Stats hint Sanchez in for rough day

LAKE FOREST, Ill. -- No need to blitz New York Jets quarterback Mark Sanchez, apparently.

When teams utilize a rush featuring four defenders or fewer, Sanchez struggles, according to ESPN Stats & Information.

“Uh, he tries to take care of the football as much as they can,” Urlacher said, pausing. “Umm … they’re a running football team. How about that?”

So evidently, Urlacher knows the inside scoop on Sanchez, too. According to ESPN Stats & Information, Sanchez has thrown more interceptions (nine) than touchdowns (five) when defenses rush him with four or fewer defenders.

The matchup with the Bears on Sunday might make for a rough outing for the quarterback, considering the Bears' reliance on generating pressure with a standard four-man rush. Consider this: the Bears have rushed four or fewer this season on 72.8 percent of their opponents’ passes.

In doing so, the Bears allowed just nine touchdown passes this season while gobbling up 15 interceptions and limiting opposing quarterbacks to a passer rating of 72.5 and a completion percentage of 63.5. Against the four or fewer rushers this season, Sanchez has completed just 57.6 percent of his passes while generating a passer rating of 70.4.

“As a quarterback, he doesn’t necessarily have to be the major game changer,” Bears linebacker Lance Briggs said of Sanchez. “He just has to manage games. They have a great defense, and they have a great running game. So when you have those elements, you don’t have to do a whole lot as a quarterback. Their offense does a whole lot. They use [receiver] Brad Smith in many different ways; try to trick you with different formations, reverses, reverse passes. There probably isn’t a formation they don’t use.”

But the diverse looks won’t mask Sanchez’s struggles, which might be compounded Sunday by him playing with an injured throwing shoulder. Despite torn cartilage in his throwing shoulder, Sanchez plans to start Sunday against the Bears.

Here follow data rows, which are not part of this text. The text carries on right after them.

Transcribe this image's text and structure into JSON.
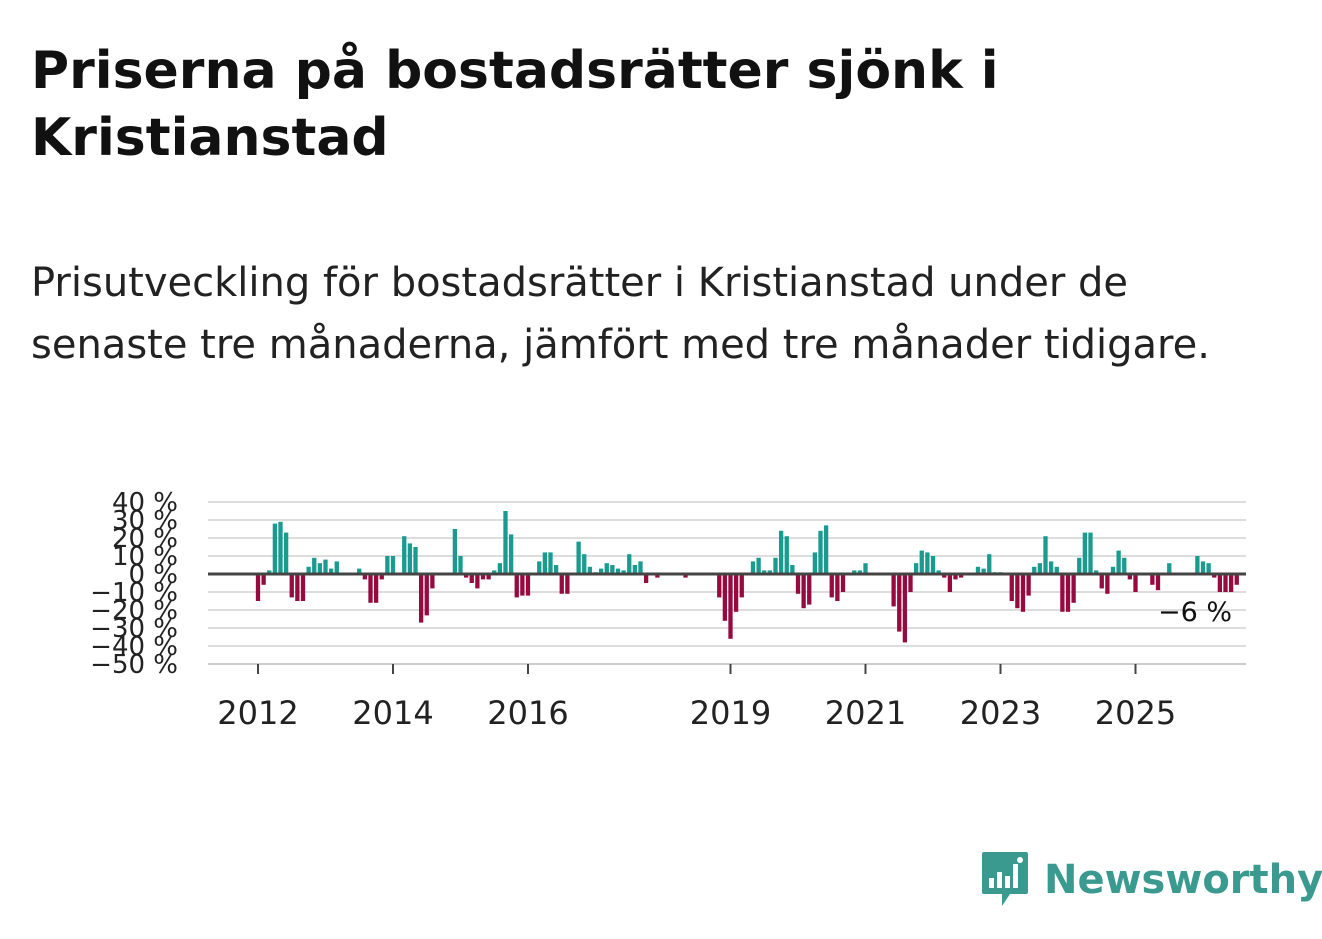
{
  "title": "Priserna på bostadsrätter sjönk i Kristianstad",
  "subtitle": "Prisutveckling för bostadsrätter i Kristianstad under de senaste tre månaderna, jämfört med tre månader tidigare.",
  "brand": {
    "name": "Newsworthy"
  },
  "colors": {
    "positive": "#1a9b8f",
    "negative": "#960b3f",
    "zero_line": "#444444",
    "grid": "#dddddd",
    "brand": "#3a9a8f"
  },
  "chart_data": {
    "type": "bar",
    "title": "Priserna på bostadsrätter sjönk i Kristianstad",
    "xlabel": "",
    "ylabel": "",
    "ylim": [
      -50,
      40
    ],
    "y_ticks": [
      40,
      30,
      20,
      10,
      0,
      -10,
      -20,
      -30,
      -40,
      -50
    ],
    "y_tick_labels": [
      "40 %",
      "30 %",
      "20 %",
      "10 %",
      "0 %",
      "−10 %",
      "−20 %",
      "−30 %",
      "−40 %",
      "−50 %"
    ],
    "x_tick_labels": [
      {
        "label": "2012",
        "index": 0
      },
      {
        "label": "2014",
        "index": 24
      },
      {
        "label": "2016",
        "index": 48
      },
      {
        "label": "2019",
        "index": 84
      },
      {
        "label": "2021",
        "index": 108
      },
      {
        "label": "2023",
        "index": 132
      },
      {
        "label": "2025",
        "index": 156
      }
    ],
    "annotation": "−6 %",
    "series": [
      {
        "name": "Prisutveckling",
        "values": [
          -15,
          -6,
          2,
          28,
          29,
          23,
          -13,
          -15,
          -15,
          4,
          9,
          6,
          8,
          3,
          7,
          0,
          0,
          0,
          3,
          -3,
          -16,
          -16,
          -3,
          10,
          10,
          0,
          21,
          17,
          15,
          -27,
          -23,
          -8,
          0,
          0,
          0,
          25,
          10,
          -2,
          -5,
          -8,
          -3,
          -3,
          2,
          6,
          35,
          22,
          -13,
          -12,
          -12,
          0,
          7,
          12,
          12,
          5,
          -11,
          -11,
          0,
          18,
          11,
          4,
          1,
          3,
          6,
          5,
          3,
          2,
          11,
          5,
          7,
          -5,
          0,
          -2,
          0,
          0,
          0,
          0,
          -2,
          0,
          0,
          0,
          0,
          0,
          -13,
          -26,
          -36,
          -21,
          -13,
          0,
          7,
          9,
          2,
          2,
          9,
          24,
          21,
          5,
          -11,
          -19,
          -17,
          12,
          24,
          27,
          -13,
          -15,
          -10,
          0,
          2,
          2,
          6,
          0,
          0,
          0,
          0,
          -18,
          -32,
          -38,
          -10,
          6,
          13,
          12,
          10,
          2,
          -2,
          -10,
          -3,
          -2,
          0,
          0,
          4,
          3,
          11,
          1,
          1,
          0,
          -15,
          -19,
          -21,
          -12,
          4,
          6,
          21,
          7,
          4,
          -21,
          -21,
          -16,
          9,
          23,
          23,
          2,
          -8,
          -11,
          4,
          13,
          9,
          -3,
          -10,
          0,
          0,
          -6,
          -9,
          0,
          6,
          0,
          0,
          0,
          0,
          10,
          7,
          6,
          -2,
          -10,
          -10,
          -10,
          -6
        ]
      }
    ]
  }
}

The Bears won’t try any funny business, like targeting the quarterback’s shoulder, they said.

When asked about how the team -- knowing about Sanchez’s injury -- will attack the quarterback, Briggs tossed in a couple of questions of his own, drawing laughter from the media assembled at Halas Hall.

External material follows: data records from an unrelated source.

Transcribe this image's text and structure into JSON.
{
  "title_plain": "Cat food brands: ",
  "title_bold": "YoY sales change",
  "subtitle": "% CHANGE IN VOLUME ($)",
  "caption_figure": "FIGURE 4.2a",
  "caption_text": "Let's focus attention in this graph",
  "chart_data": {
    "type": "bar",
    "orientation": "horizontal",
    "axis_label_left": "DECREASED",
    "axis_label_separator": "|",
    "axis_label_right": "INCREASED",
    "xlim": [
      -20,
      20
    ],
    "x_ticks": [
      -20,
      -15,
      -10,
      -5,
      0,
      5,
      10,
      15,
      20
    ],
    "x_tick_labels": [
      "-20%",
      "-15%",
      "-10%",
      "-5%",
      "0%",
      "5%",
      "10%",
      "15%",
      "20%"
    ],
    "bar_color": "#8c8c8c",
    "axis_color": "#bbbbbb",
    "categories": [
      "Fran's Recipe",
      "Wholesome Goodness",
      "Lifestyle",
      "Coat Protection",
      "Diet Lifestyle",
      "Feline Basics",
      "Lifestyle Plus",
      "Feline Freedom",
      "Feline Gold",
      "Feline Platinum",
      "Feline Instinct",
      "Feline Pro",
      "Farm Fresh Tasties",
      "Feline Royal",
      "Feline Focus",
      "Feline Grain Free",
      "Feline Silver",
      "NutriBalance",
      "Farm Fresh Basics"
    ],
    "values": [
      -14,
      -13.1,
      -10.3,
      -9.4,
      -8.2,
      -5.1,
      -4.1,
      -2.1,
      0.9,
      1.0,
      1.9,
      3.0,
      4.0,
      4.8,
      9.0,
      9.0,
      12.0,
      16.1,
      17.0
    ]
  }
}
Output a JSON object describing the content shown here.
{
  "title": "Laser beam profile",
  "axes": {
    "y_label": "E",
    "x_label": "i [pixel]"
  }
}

“[Will we] try to take his shoulder out, give him an extra ummph when I hit him?” Briggs asked. “Which shoulder is it, just so I know? No, we don’t do stuff like that. I don’t do stuff like that, personally.”

Sanchez’s injury combined with his struggles against fewer rushers -- which equates to better coverage on the back end -- are certainly worth keeping an eye on in this matchup.

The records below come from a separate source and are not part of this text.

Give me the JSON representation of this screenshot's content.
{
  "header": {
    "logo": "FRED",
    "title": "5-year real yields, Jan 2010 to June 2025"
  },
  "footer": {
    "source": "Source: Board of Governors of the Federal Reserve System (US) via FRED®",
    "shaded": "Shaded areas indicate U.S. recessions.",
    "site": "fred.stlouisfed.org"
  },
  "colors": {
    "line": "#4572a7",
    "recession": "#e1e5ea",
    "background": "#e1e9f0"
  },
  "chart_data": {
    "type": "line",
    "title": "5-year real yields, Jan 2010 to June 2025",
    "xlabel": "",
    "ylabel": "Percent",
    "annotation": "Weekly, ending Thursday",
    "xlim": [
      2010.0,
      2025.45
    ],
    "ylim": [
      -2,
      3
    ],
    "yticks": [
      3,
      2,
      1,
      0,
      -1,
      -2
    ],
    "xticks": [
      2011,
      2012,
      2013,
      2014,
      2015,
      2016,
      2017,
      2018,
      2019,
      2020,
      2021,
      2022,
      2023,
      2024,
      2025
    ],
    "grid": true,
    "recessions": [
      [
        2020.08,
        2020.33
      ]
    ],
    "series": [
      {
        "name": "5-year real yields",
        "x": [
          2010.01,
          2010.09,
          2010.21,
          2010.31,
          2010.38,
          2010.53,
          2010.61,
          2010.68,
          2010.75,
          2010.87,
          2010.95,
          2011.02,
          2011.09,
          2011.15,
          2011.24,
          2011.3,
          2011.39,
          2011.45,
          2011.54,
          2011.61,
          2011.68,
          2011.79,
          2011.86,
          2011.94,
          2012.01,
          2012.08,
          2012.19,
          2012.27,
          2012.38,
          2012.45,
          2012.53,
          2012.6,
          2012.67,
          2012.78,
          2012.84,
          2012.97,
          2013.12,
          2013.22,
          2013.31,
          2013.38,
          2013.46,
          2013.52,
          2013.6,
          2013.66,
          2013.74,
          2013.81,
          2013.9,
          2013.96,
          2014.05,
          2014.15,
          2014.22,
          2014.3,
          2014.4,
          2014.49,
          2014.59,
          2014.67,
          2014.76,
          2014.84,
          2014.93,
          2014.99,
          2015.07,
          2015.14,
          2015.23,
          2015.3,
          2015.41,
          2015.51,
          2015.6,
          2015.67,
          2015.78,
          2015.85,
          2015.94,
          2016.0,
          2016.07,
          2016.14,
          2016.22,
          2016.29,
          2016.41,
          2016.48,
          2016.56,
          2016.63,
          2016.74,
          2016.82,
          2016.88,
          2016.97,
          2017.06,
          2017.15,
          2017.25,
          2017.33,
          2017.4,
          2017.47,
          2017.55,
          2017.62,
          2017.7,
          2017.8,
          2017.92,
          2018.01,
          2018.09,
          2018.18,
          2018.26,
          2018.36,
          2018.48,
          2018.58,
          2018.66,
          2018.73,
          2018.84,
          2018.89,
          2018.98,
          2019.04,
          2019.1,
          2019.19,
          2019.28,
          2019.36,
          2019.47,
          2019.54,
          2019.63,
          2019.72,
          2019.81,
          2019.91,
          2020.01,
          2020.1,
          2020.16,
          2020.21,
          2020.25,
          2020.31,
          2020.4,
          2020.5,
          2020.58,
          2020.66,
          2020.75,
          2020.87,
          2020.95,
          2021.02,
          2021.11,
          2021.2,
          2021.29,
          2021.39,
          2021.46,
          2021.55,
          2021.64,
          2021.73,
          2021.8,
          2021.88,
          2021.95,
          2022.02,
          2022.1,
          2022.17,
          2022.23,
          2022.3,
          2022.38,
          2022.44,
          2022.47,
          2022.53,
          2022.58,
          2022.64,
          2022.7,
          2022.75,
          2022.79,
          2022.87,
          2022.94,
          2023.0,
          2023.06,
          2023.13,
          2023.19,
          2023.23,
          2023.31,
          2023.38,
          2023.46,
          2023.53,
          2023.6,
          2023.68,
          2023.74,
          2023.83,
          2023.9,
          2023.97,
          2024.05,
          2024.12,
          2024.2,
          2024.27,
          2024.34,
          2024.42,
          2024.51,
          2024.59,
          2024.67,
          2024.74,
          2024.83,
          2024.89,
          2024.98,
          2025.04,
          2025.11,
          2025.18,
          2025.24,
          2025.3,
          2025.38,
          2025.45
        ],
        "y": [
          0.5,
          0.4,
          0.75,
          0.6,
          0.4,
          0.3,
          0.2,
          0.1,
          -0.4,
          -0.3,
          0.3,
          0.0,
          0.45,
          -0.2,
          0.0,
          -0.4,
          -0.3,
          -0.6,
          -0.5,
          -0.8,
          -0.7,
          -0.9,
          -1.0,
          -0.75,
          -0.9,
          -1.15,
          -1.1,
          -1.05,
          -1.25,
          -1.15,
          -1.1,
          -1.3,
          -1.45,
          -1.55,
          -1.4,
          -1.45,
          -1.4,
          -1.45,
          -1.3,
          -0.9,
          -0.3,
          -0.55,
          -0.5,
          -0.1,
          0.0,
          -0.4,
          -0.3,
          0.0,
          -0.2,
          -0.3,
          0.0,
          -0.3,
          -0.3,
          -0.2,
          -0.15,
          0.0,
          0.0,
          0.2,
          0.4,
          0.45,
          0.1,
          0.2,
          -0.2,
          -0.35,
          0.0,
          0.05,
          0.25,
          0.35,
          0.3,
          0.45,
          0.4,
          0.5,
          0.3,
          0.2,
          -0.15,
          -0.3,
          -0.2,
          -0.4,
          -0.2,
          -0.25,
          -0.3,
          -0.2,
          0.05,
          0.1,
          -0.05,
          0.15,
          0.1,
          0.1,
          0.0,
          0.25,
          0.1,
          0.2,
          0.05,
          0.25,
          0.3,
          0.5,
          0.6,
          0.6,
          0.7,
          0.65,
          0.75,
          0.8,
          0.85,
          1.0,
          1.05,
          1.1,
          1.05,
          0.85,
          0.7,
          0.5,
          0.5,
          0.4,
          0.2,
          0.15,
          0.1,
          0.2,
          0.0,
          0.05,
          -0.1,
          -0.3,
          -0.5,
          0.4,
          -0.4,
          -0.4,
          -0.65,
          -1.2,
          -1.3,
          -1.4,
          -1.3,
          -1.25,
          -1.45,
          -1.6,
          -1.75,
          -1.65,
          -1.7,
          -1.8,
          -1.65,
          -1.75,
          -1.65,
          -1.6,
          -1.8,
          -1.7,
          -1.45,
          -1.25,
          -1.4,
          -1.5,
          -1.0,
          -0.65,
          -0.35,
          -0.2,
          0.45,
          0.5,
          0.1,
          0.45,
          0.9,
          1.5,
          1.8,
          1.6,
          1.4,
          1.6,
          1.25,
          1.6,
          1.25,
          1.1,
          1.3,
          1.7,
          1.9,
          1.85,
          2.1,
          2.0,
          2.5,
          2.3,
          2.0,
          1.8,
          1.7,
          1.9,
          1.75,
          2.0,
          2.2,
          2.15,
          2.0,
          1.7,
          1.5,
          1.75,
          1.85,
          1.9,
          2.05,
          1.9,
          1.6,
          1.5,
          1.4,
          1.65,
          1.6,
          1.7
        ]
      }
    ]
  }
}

Over his past four games, Sanchez has thrown five interceptions and only one touchdown, with two outings in which he registered passer ratings of 27.8 and 45.3. Sanchez threw for eight touchdowns and no interceptions in the first four games.

“Obviously, we’re not scoring touchdowns,” Sanchez said. “There just wasn’t a good flow to our offense, a rhythm. It’s clear when you watch film from those games, and then all the other games it looks like a totally different team. We just need to be consistent, play like we did against the Steelers, and you don’t want to let a guy like [Julius] Peppers, Urlacher, and those guys affect the game. It’s going to take a lot because that’s a really good defense.”